HFU HF Underground
General Category => Huh? => Topic started by: Pigmeat on August 16, 2017, 1501 UTC
-
My reputed father died. I never bought it, my Pop wouldn't dye his hair or die on the crapper. Huhuh..uh.
-
I'll take that peanut butter an nanna sammich an a box of jelly donuts right over there. Thankyouverymuch.
-
My reputed father died. I never bought it, my Pop wouldn't dye his hair or die on the crapper. Huhuh..uh.
Either way, we'll be thinking of your reputed loss.
https://www.youtube.com/watch?v=mpb4ZAAP6Z4
I'll take that peanut butter an nanna sammich an a box of jelly donuts right over there. Thankyouverymuch.
He got those sandwiches here in Denver. He'd fly up from Memphis, have someone call ahead to make it and bring it out to Stapleton (the former DEN airport, now a neighborhood while the new DEN [called DIA locally] stands over the government's secret bunkers) where he'd eat it in a hangar, then fly back home. I guess it probably took about three or four hours of his time, but I'm basing that on how long it takes to fly from Denver to Chicago. Memphis may be closer.
-
My reputed father died. I never bought it, my Pop wouldn't dye his hair or die on the crapper. Huhuh..uh.
The provenance is if;
1) you've ever been a hunka hunka burnin love
2) you've ever been caught in a trap and can't walk out
3) you've ever been an angry young man face down on the street with a gun in hand
-
My paternal Grandma's family has run a cut flower business and greenhouses in this area for over one hundred years and going strong. Whenever Elvis would come to town, the guy would clean out the supply of budding roses, hundreds of the damned things. He snacked on rose hips and this was one of his stocking up points when heading north and east out of his native stomping grounds. He was one odd dude.

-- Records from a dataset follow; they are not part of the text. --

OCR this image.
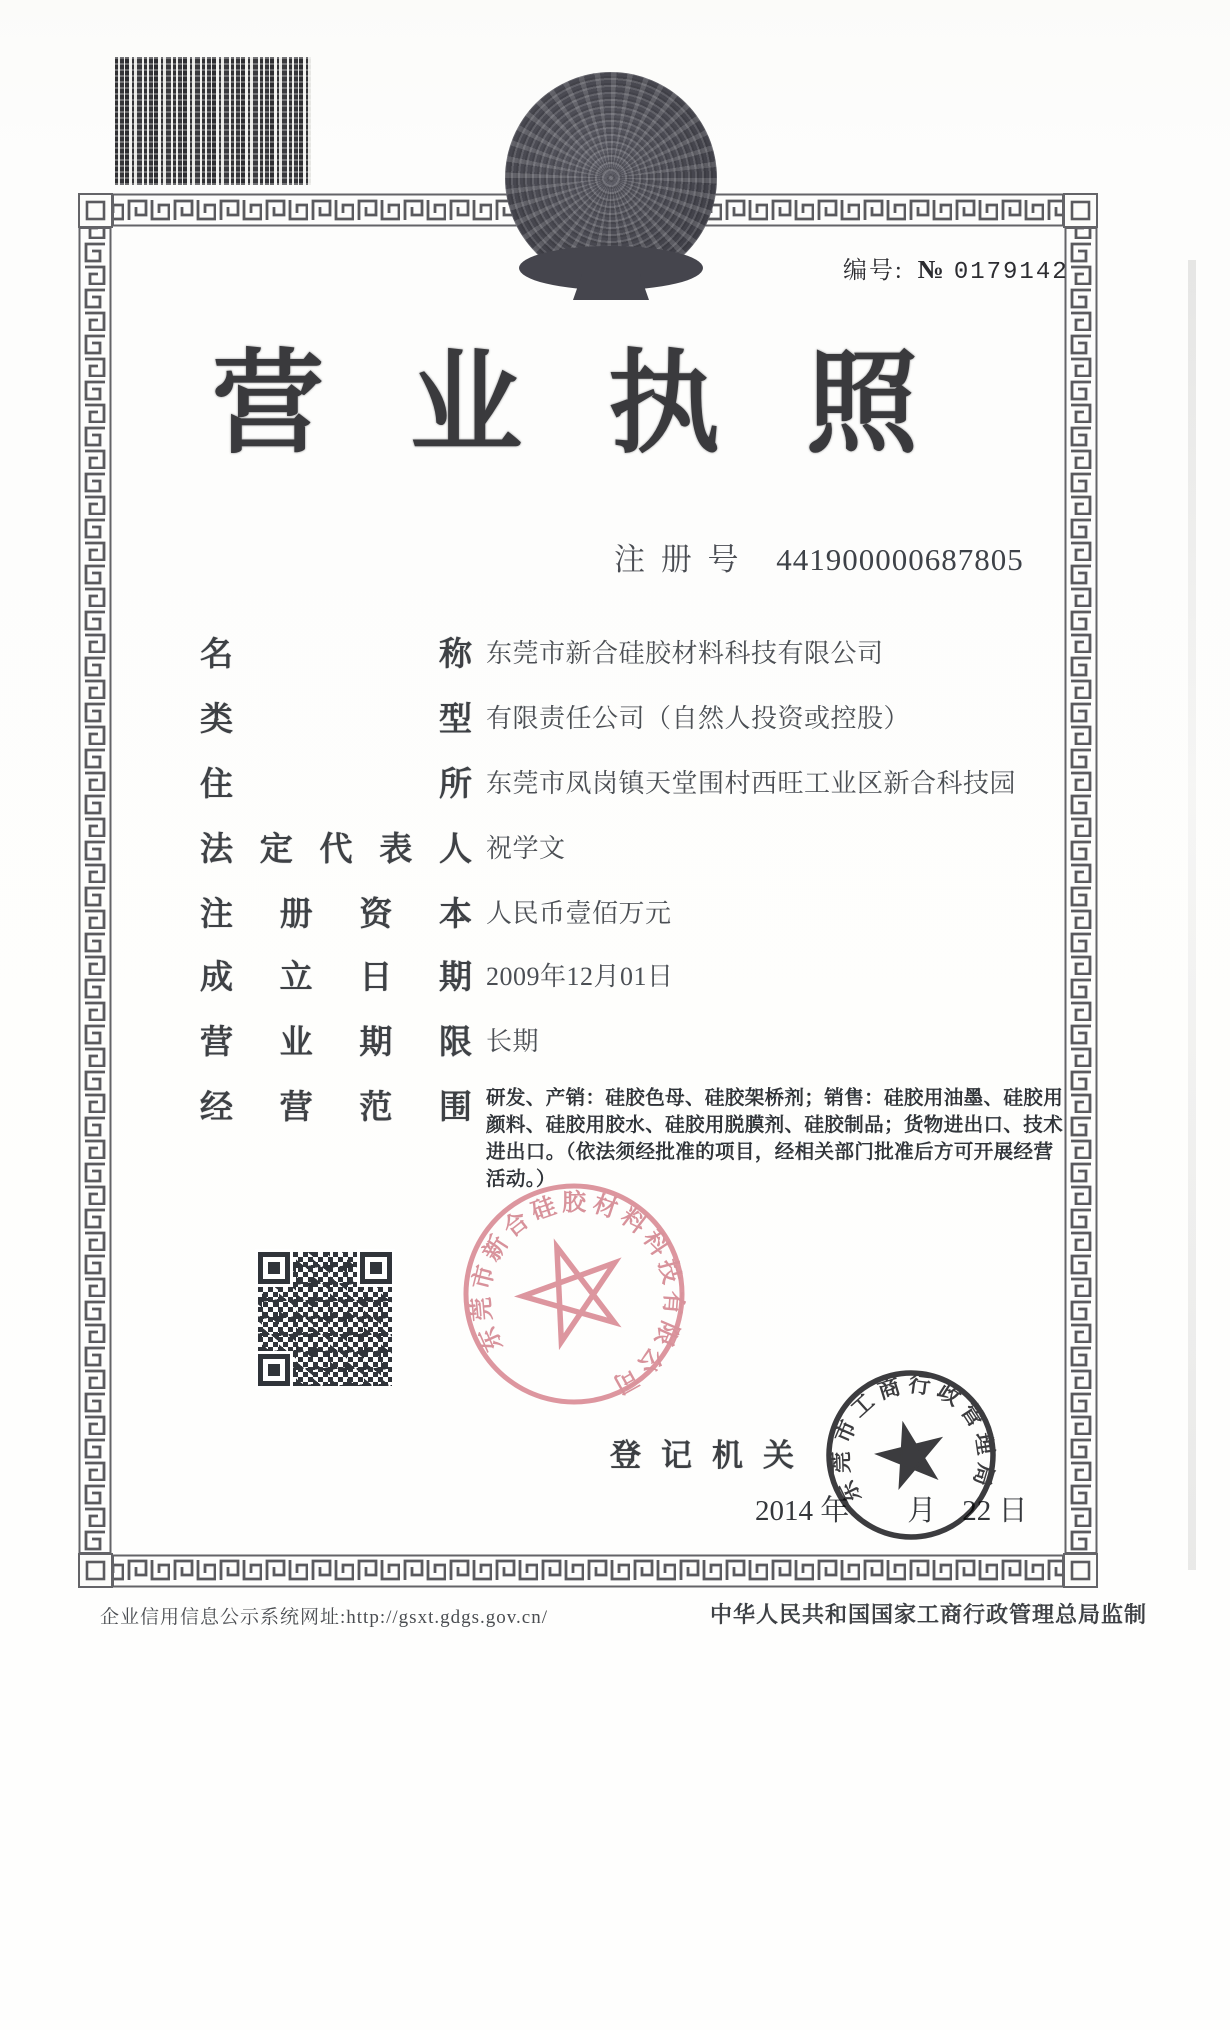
编号: № 0179142
营业执照
注 册 号 441900000687805
名称 东莞市新合硅胶材料科技有限公司
类型 有限责任公司（自然人投资或控股）
住所 东莞市凤岗镇天堂围村西旺工业区新合科技园
法定代表人 祝学文
注册资本 人民币壹佰万元
成立日期 2009年12月01日
营业期限 长期
经营范围 研发、产销：硅胶色母、硅胶架桥剂；销售：硅胶用油墨、硅胶用
颜料、硅胶用胶水、硅胶用脱膜剂、硅胶制品；货物进出口、技术
进出口。（依法须经批准的项目，经相关部门批准后方可开展经营
活动。）
登记机关
2014 年 月 22 日
东莞市新合硅胶材料科技有限公司
东莞市工商行政管理局
企业信用信息公示系统网址:http://gsxt.gdgs.gov.cn/	中华人民共和国国家工商行政管理总局监制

One of my female cousins always delivered flowers to the hotel he stayed at, she was a huge fan. She would pull up with the boxes, one of the "Memphis Mafia" would inspect them, she'd sign off on them and away the flowers would go. The year before he dies she turns up to deliver the flowers. Same routine, except a car pulls up from the other way, blocking her in. She's ticked because it's late, she's got 20 miles one way and it's hotter than the hinges of Hell. She signs off and is ready to unload on the driver when she finds herself face to face with Elvis and his crew. She drops dead away in a faint. The bunch of them get her revived and when she comes to, she sees Elvis again and out she goes!
When she finally gets her wits about her one of Elvis's crew tells her to wait, they've got something for her. She's figuring it's probably a wavier. A guy comes out with a Manila envelope. They've hooked her up, two primo tickets for the next night's show waiting at the "Will Call", (The thing had been sold out for months, it's good to be the King.), autographed photo's and programs, and her name on the guest list to get backstage. She and her sister went they had a blast.
I couldn't stand Elvis up until that time because most of his local fans were a bunch of older redneck greasers who guys like myself, high-browed long-haired rednecks, were always butting heads with in the early/mid 70's. (Pretty damned silly, eh?) I still didn't care for his fans, but from then on, Elvis was o.k. in my book. Anyone who does my favorite cousin a solid is alright with me.
We still give her the biz about her fainting fit, but that's what family is for. I should give her a call for the anniversary. She, her sister, my Mom, and my Aunt, (Dad's sister), all rabid Elvis fans, went down for the 5th Anni., an adventure that's still legendary in both families. Anyone need any Elvis Dirt?
-
My bros mother in law is a huge elvii fan. She was at one of his concerts and the woman in front of her caught the hanky Elvis tossed to the crowd after wiping his sweat drenched brow with. She grabbed that poor womans arm and yanked it around behind her in a rasslin move till she relinquished said hanky, it now rests in a place of honor in her home, I've seen the relic however can't account for its authenticity but I believe her story. I suspect one day she will obtain and use the Splice 'O Life gene splicing kit to recreate another Elvis or even Elvii!